Infrastructure
Infrastructure security controls what reaches your server before any route handler or business logic runs. Arkos ships CORS, Helment and rate limiting out of the box.
CORS
CORS controls which origins are allowed to make requests to your API. By default Arkos blocks all origins unless you explicitly allow them.
Avoid at all cost allowedOrigins: "*" in production. It allows any website to make requests to your API on behalf of your users.
import { defineConfig } from "arkos/config";
export default defineConfig({
middlewares: {
cors: {
allowedOrigins: ["https://myapp.com", "https://admin.myapp.com"],
options: { credentials: true },
},
},
});import { ArkosConfig } from "arkos";
const arkosConfig: ArkosConfig = {
middlewares: {
cors: {
allowedOrigins: ["https://myapp.com", "https://admin.myapp.com"],
options: { credentials: true },
},
},
};
export default arkosConfig;credentials: true is required if your frontend sends cookies or Authorization headers. Without it, browsers will block credentialed cross-origin requests even if the origin is allowed.
For full CORS configuration options see Global Middlewares — CORS.
Helmet
Available since v1.6.0-beta
Helmet sets HTTP security headers on every response — X-Content-Type-Options, X-Frame-Options, Strict-Transport-Security, Content-Security-Policy, and others. These headers protect against a wide range of browser-based attacks including clickjacking, MIME sniffing, and cross-site scripting.
import { defineConfig } from "arkos/config";
export default defineConfig({
middlewares: {
helmet: {},
},
});import { ArkosConfig } from "arkos";
import helmet from "helmet";
const arkosConfig: ArkosConfig = {
configureApp: (app) => {
app.use(helmet());
},
};
export default arkosConfig;Install helmet first: npm install helmet or pnpm add helmet.

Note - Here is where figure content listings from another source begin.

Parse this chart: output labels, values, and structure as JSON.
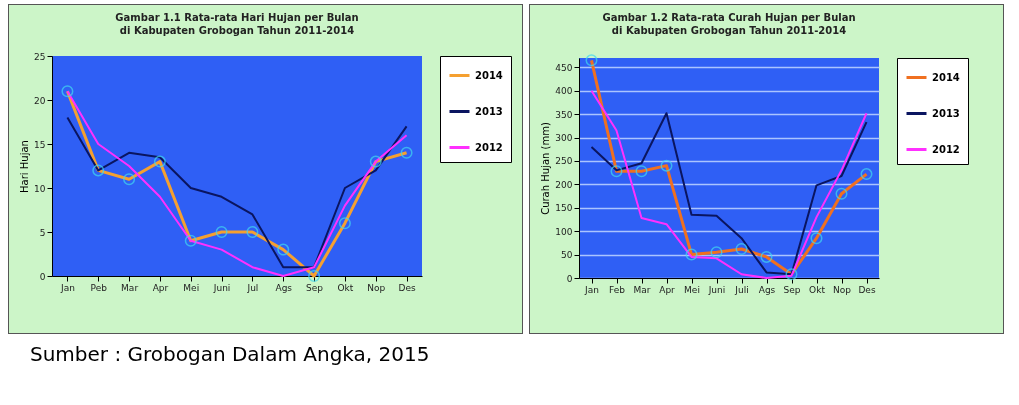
{
  "chart_data": [
    {
      "type": "line",
      "title": "Gambar 1.1 Rata-rata Hari Hujan per Bulan",
      "subtitle": "di Kabupaten Grobogan  Tahun 2011-2014",
      "ylabel": "Hari Hujan",
      "categories": [
        "Jan",
        "Peb",
        "Mar",
        "Apr",
        "Mei",
        "Juni",
        "Jul",
        "Ags",
        "Sep",
        "Okt",
        "Nop",
        "Des"
      ],
      "series": [
        {
          "name": "2014",
          "color": "#f5a030",
          "marker": "circle",
          "values": [
            21,
            12,
            11,
            13,
            4,
            5,
            5,
            3,
            0,
            6,
            13,
            14
          ]
        },
        {
          "name": "2013",
          "color": "#0a1560",
          "values": [
            18,
            12,
            14,
            13.5,
            10,
            9,
            7,
            1,
            1,
            10,
            12,
            17
          ]
        },
        {
          "name": "2012",
          "color": "#ff30ff",
          "values": [
            21,
            15,
            12.5,
            9,
            4,
            3,
            1,
            0,
            1,
            8,
            13,
            16
          ]
        }
      ],
      "ylim": [
        0,
        25
      ],
      "yticks": [
        0,
        5,
        10,
        15,
        20,
        25
      ],
      "grid": false,
      "legend": "right",
      "annotations": [
        "Sumber : Grobogan Dalam Angka, 2015"
      ]
    },
    {
      "type": "line",
      "title": "Gambar 1.2 Rata-rata Curah Hujan per Bulan",
      "subtitle": "di Kabupaten Grobogan  Tahun 2011-2014",
      "ylabel": "Curah Hujan (mm)",
      "categories": [
        "Jan",
        "Feb",
        "Mar",
        "Apr",
        "Mei",
        "Juni",
        "Juli",
        "Ags",
        "Sep",
        "Okt",
        "Nop",
        "Des"
      ],
      "series": [
        {
          "name": "2014",
          "color": "#f07020",
          "marker": "circle",
          "values": [
            465,
            228,
            228,
            240,
            50,
            55,
            62,
            45,
            8,
            85,
            180,
            222
          ]
        },
        {
          "name": "2013",
          "color": "#0a1560",
          "values": [
            280,
            230,
            245,
            352,
            135,
            133,
            85,
            12,
            8,
            198,
            218,
            333
          ]
        },
        {
          "name": "2012",
          "color": "#ff30ff",
          "values": [
            400,
            315,
            128,
            115,
            45,
            42,
            8,
            0,
            5,
            130,
            230,
            352
          ]
        }
      ],
      "ylim": [
        0,
        470
      ],
      "yticks": [
        0,
        50,
        100,
        150,
        200,
        250,
        300,
        350,
        400,
        450
      ],
      "grid": "y",
      "legend": "right"
    }
  ]
}
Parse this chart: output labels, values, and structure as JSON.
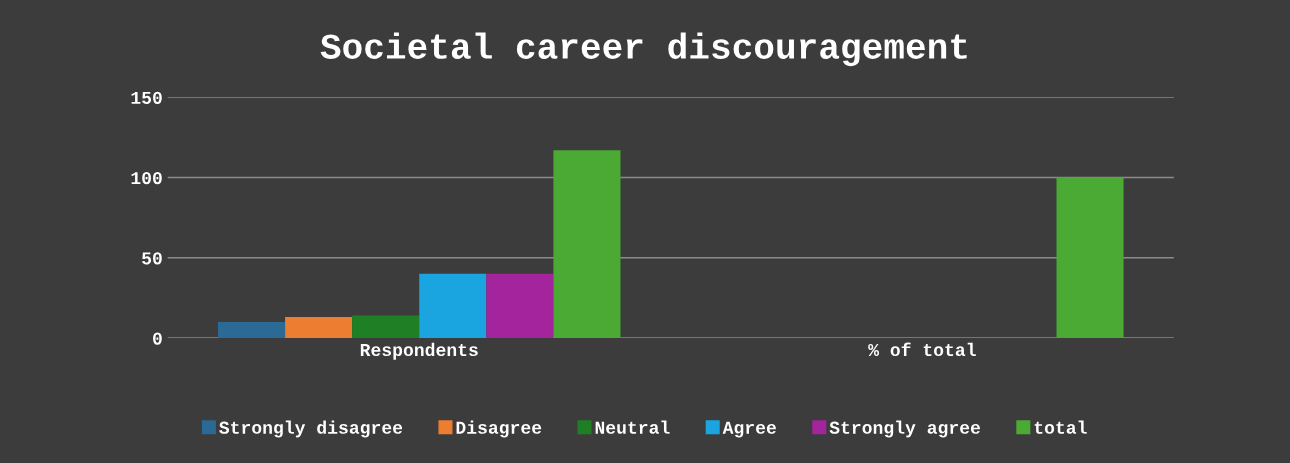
{
  "chart_data": {
    "type": "bar",
    "title": "Societal career discouragement",
    "categories": [
      "Respondents",
      "% of total"
    ],
    "series": [
      {
        "name": "Strongly disagree",
        "color": "#2a6a94",
        "values": [
          10,
          0
        ]
      },
      {
        "name": "Disagree",
        "color": "#ed7d31",
        "values": [
          13,
          0
        ]
      },
      {
        "name": "Neutral",
        "color": "#1f7f24",
        "values": [
          14,
          0
        ]
      },
      {
        "name": "Agree",
        "color": "#1aa5e0",
        "values": [
          40,
          0
        ]
      },
      {
        "name": "Strongly agree",
        "color": "#a4249e",
        "values": [
          40,
          0
        ]
      },
      {
        "name": "total",
        "color": "#4aaa34",
        "values": [
          117,
          100
        ]
      }
    ],
    "ylim": [
      0,
      150
    ],
    "yticks": [
      0,
      50,
      100,
      150
    ],
    "grid": "y",
    "legend": "bottom"
  }
}
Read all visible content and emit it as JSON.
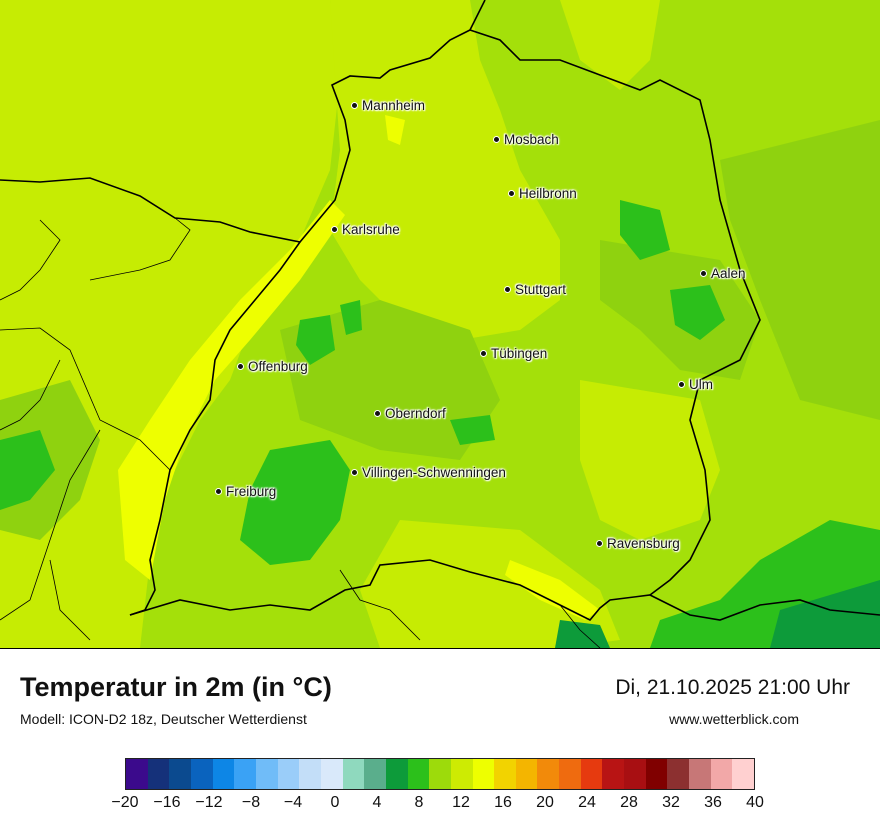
{
  "map": {
    "cities": [
      {
        "name": "Mannheim"
      },
      {
        "name": "Mosbach"
      },
      {
        "name": "Heilbronn"
      },
      {
        "name": "Karlsruhe"
      },
      {
        "name": "Stuttgart"
      },
      {
        "name": "Aalen"
      },
      {
        "name": "Tübingen"
      },
      {
        "name": "Offenburg"
      },
      {
        "name": "Ulm"
      },
      {
        "name": "Oberndorf"
      },
      {
        "name": "Villingen-Schwenningen"
      },
      {
        "name": "Freiburg"
      },
      {
        "name": "Ravensburg"
      }
    ]
  },
  "header": {
    "title": "Temperatur in 2m (in °C)",
    "model": "Modell: ICON-D2 18z, Deutscher Wetterdienst",
    "datetime": "Di, 21.10.2025 21:00 Uhr",
    "site": "www.wetterblick.com"
  },
  "legend": {
    "colors": [
      "#3b0a8c",
      "#15317a",
      "#0b4a8f",
      "#0a63be",
      "#0d86e6",
      "#3aa2f5",
      "#70bcf8",
      "#9acdf9",
      "#c3def8",
      "#d9e9fa",
      "#8fd9be",
      "#5aae8c",
      "#0d9b3a",
      "#2cc01b",
      "#9ddb0b",
      "#cdeb03",
      "#eeff00",
      "#f2d300",
      "#f4b500",
      "#f28a0a",
      "#ef6b0f",
      "#e63a0f",
      "#b81414",
      "#a80f12",
      "#800000",
      "#8c3030",
      "#c77777",
      "#f2a8a8",
      "#ffd0d0"
    ],
    "ticks": [
      "−20",
      "−16",
      "−12",
      "−8",
      "−4",
      "0",
      "4",
      "8",
      "12",
      "16",
      "20",
      "24",
      "28",
      "32",
      "36",
      "40"
    ]
  }
}
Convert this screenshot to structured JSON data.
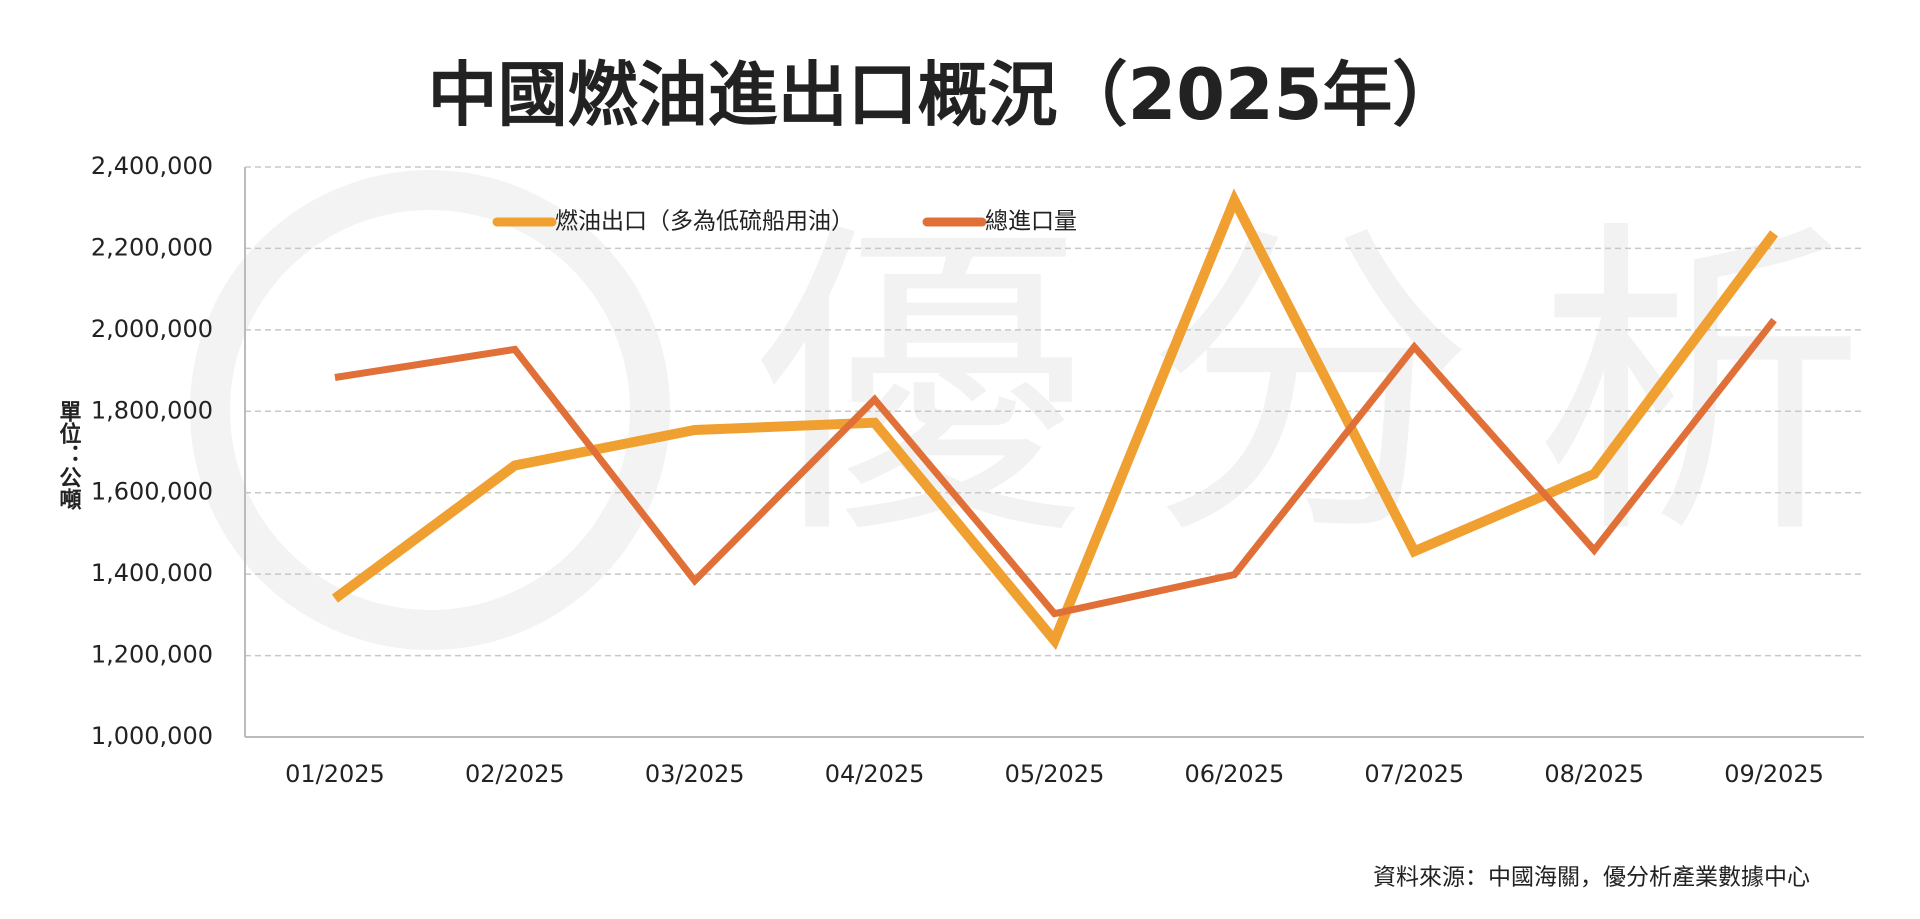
{
  "chart_data": {
    "type": "line",
    "title": "中國燃油進出口概況（2025年）",
    "y_label": "單位：公噸",
    "source": "資料來源：中國海關，優分析產業數據中心",
    "watermark": "優分析",
    "categories": [
      "01/2025",
      "02/2025",
      "03/2025",
      "04/2025",
      "05/2025",
      "06/2025",
      "07/2025",
      "08/2025",
      "09/2025"
    ],
    "series": [
      {
        "name": "燃油出口（多為低硫船用油）",
        "color": "#f0a030",
        "values": [
          1340000,
          1667000,
          1754000,
          1772000,
          1237000,
          2318000,
          1456000,
          1646000,
          2237000
        ]
      },
      {
        "name": "總進口量",
        "color": "#e07038",
        "values": [
          1883000,
          1952000,
          1384000,
          1829000,
          1303000,
          1399000,
          1958000,
          1459000,
          2024000
        ]
      }
    ],
    "ylim": [
      1000000,
      2400000
    ],
    "yticks": [
      {
        "value": 1000000,
        "label": "1,000,000"
      },
      {
        "value": 1200000,
        "label": "1,200,000"
      },
      {
        "value": 1400000,
        "label": "1,400,000"
      },
      {
        "value": 1600000,
        "label": "1,600,000"
      },
      {
        "value": 1800000,
        "label": "1,800,000"
      },
      {
        "value": 2000000,
        "label": "2,000,000"
      },
      {
        "value": 2200000,
        "label": "2,200,000"
      },
      {
        "value": 2400000,
        "label": "2,400,000"
      }
    ],
    "grid": true,
    "legend": "top"
  }
}
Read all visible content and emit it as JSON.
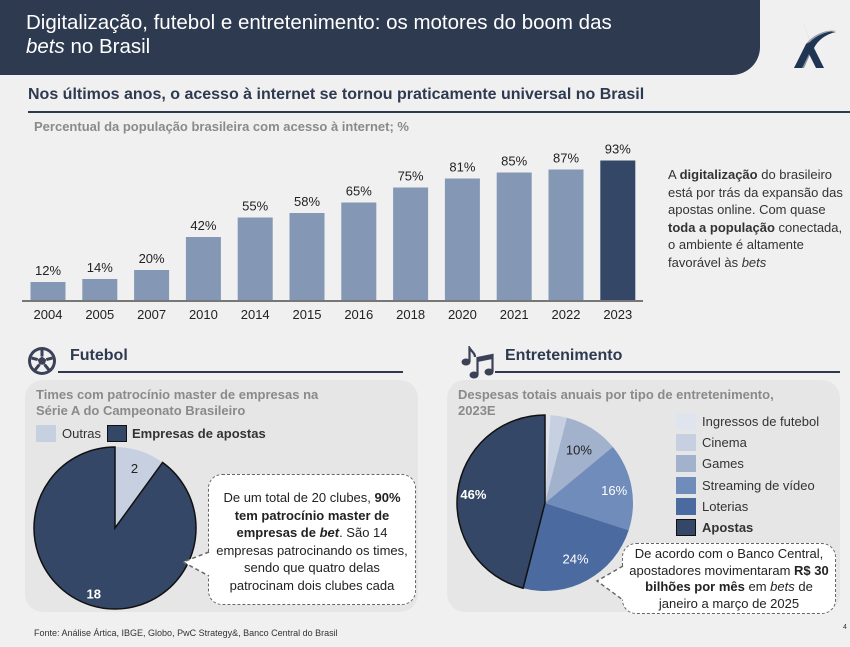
{
  "header": {
    "title_line1": "Digitalização, futebol e entretenimento: os motores do boom das",
    "title_line2_italic": "bets",
    "title_line2_rest": " no Brasil",
    "logo_icon": "artica-logo"
  },
  "section1": {
    "headline": "Nos últimos anos, o acesso à internet se tornou praticamente universal no Brasil",
    "chart_caption": "Percentual da população brasileira com acesso à internet; %",
    "side_text": {
      "p1": "A ",
      "b1": "digitalização",
      "p2": " do brasileiro está por trás da expansão das apostas online. Com quase ",
      "b2": "toda a população",
      "p3": " conectada, o ambiente é altamente favorável às ",
      "i1": "bets"
    }
  },
  "futebol": {
    "title": "Futebol",
    "icon": "soccer-ball-icon",
    "panel_title_line1": "Times com patrocínio master de empresas na",
    "panel_title_line2": "Série A do Campeonato Brasileiro",
    "legend": [
      {
        "label": "Outras",
        "color": "#c7d0e0",
        "bold": false
      },
      {
        "label": "Empresas de apostas",
        "color": "#344766",
        "bold": true
      }
    ],
    "callout": {
      "t1": "De um total de 20 clubes, ",
      "b1": "90% tem patrocínio master de empresas de ",
      "bi1": "bet",
      "t2": ". São 14 empresas patrocinando os times, sendo que quatro delas patrocinam dois clubes cada"
    }
  },
  "entretenimento": {
    "title": "Entretenimento",
    "icon": "music-notes-icon",
    "panel_title_line1": "Despesas totais anuais por tipo de entretenimento,",
    "panel_title_line2": "2023E",
    "callout": {
      "t1": "De acordo com o Banco Central, apostadores movimentaram ",
      "b1": "R$ 30 bilhões por mês",
      "t2": " em ",
      "i1": "bets",
      "t3": " de janeiro a março de 2025"
    }
  },
  "footer": {
    "source": "Fonte: Análise Ártica, IBGE, Globo, PwC Strategy&, Banco Central do Brasil",
    "page_number": "4"
  },
  "chart_data": [
    {
      "type": "bar",
      "title": "Percentual da população brasileira com acesso à internet; %",
      "categories": [
        "2004",
        "2005",
        "2007",
        "2010",
        "2014",
        "2015",
        "2016",
        "2018",
        "2020",
        "2021",
        "2022",
        "2023"
      ],
      "values": [
        12,
        14,
        20,
        42,
        55,
        58,
        65,
        75,
        81,
        85,
        87,
        93
      ],
      "value_suffix": "%",
      "highlight_index": 11,
      "colors": {
        "default": "#8497b5",
        "highlight": "#344766"
      },
      "xlabel": "",
      "ylabel": "",
      "ylim": [
        0,
        100
      ],
      "grid": false
    },
    {
      "type": "pie",
      "title": "Times com patrocínio master de empresas na Série A do Campeonato Brasileiro",
      "labels": [
        "Outras",
        "Empresas de apostas"
      ],
      "values": [
        2,
        18
      ],
      "data_labels": [
        "2",
        "18"
      ],
      "colors": [
        "#c7d0e0",
        "#344766"
      ],
      "legend": "top"
    },
    {
      "type": "pie",
      "title": "Despesas totais anuais por tipo de entretenimento, 2023E",
      "labels": [
        "Ingressos de futebol",
        "Cinema",
        "Games",
        "Streaming de vídeo",
        "Loterias",
        "Apostas"
      ],
      "values": [
        1,
        3,
        10,
        16,
        24,
        46
      ],
      "data_labels": [
        "",
        "",
        "10%",
        "16%",
        "24%",
        "46%"
      ],
      "colors": [
        "#dfe4ee",
        "#c7d0e0",
        "#a2b1cc",
        "#6f8cba",
        "#4a6aa0",
        "#344766"
      ],
      "legend": "right"
    }
  ]
}
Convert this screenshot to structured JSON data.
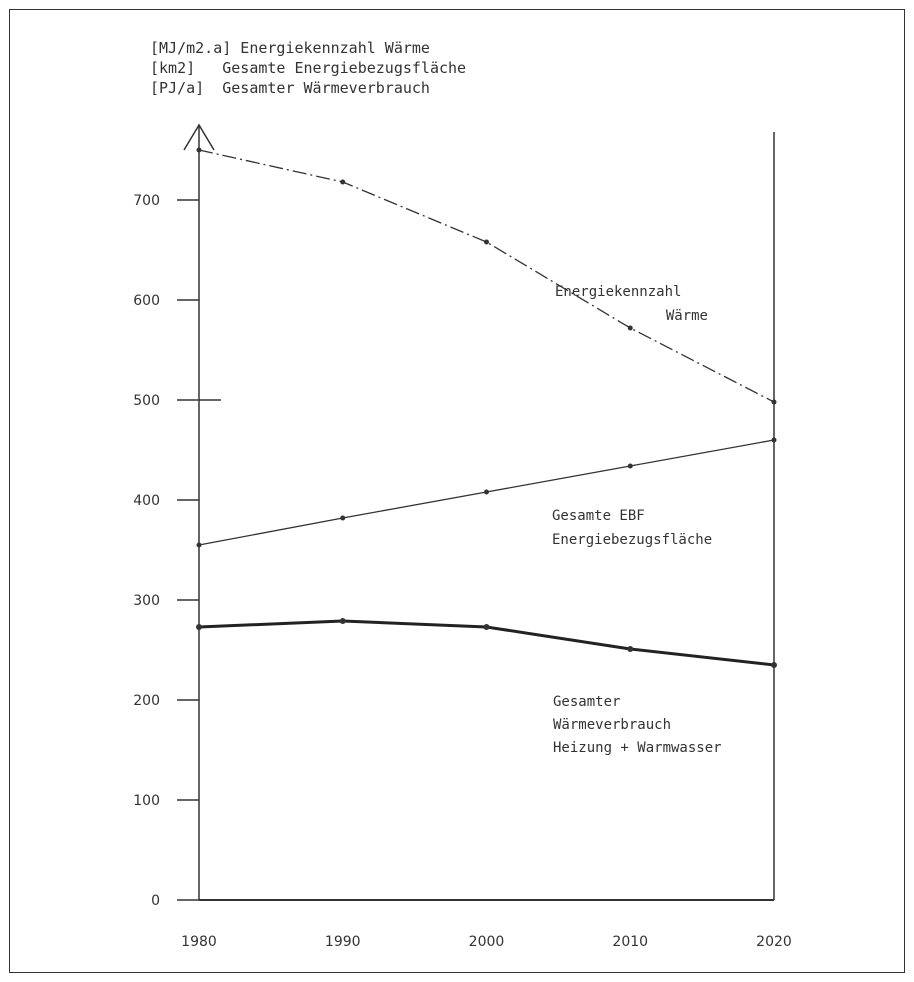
{
  "legend": [
    "[MJ/m2.a] Energiekennzahl Wärme",
    "[km2]   Gesamte Energiebezugsfläche",
    "[PJ/a]  Gesamter Wärmeverbrauch"
  ],
  "chart_data": {
    "type": "line",
    "x": [
      1980,
      1990,
      2000,
      2010,
      2020
    ],
    "xlim": [
      1980,
      2020
    ],
    "ylim": [
      0,
      800
    ],
    "yticks": [
      0,
      100,
      200,
      300,
      400,
      500,
      600,
      700
    ],
    "xticks": [
      1980,
      1990,
      2000,
      2010,
      2020
    ],
    "title": "",
    "xlabel": "",
    "ylabel": "",
    "grid": false,
    "series": [
      {
        "label_lines": [
          "Energiekennzahl",
          "Wärme"
        ],
        "unit": "[MJ/m2.a]",
        "style": "dash-dot",
        "values": [
          750,
          718,
          658,
          572,
          498
        ]
      },
      {
        "label_lines": [
          "Gesamte EBF",
          "Energiebezugsfläche"
        ],
        "unit": "[km2]",
        "style": "solid-thin",
        "values": [
          355,
          382,
          408,
          434,
          460
        ]
      },
      {
        "label_lines": [
          "Gesamter",
          "Wärmeverbrauch",
          "Heizung + Warmwasser"
        ],
        "unit": "[PJ/a]",
        "style": "solid-thick",
        "values": [
          273,
          279,
          273,
          251,
          235
        ]
      }
    ]
  }
}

See the helmet npm package for the full list of headers it sets and how to configure each one.
Rate Limiting
Arkos ships two rate limiting layers:
Global rate limit — applies to every endpoint. Protects your server from general abuse and scraping.
Auth rate limit — applies only to authentication endpoints (/api/auth/login, /api/auth/signup, etc.). Tighter by default because these endpoints are the primary target for brute force attacks.
Global Rate Limit
Default:
{
windowMs: 60 * 1000, // 1 minute
limit: 300,
}import { defineConfig } from "arkos/config";
export default defineConfig({
middlewares: {
rateLimit: {
windowMs: 60 * 1000,
limit: 100,
},
},
});import { ArkosConfig } from "arkos";
const arkosConfig: ArkosConfig = {
middlewares: {
rateLimit: {
windowMs: 60 * 1000,
limit: 100,
},
},
};
export default arkosConfig;Auth Rate Limit
Default:
{
windowMs: 5000, // 5 seconds
limit: 10,
}import { defineConfig } from "arkos/config";
export default defineConfig({
authentication: {
mode: "static",
requestRateLimitOptions: {
windowMs: 15 * 60 * 1000, // 15 minutes
limit: 5,
},
},
});import { ArkosConfig } from "arkos";
const arkosConfig: ArkosConfig = {
authentication: {
mode: "static",
requestRateLimitOptions: {
windowMs: 15 * 60 * 1000,
limit: 5,
},
},
};
export default arkosConfig;You can also set rate limits per route using ArkosRouter. See ArkosRouter for details.
The default global limit of 300 requests per minute is permissive — tune it down for production based on your expected traffic patterns.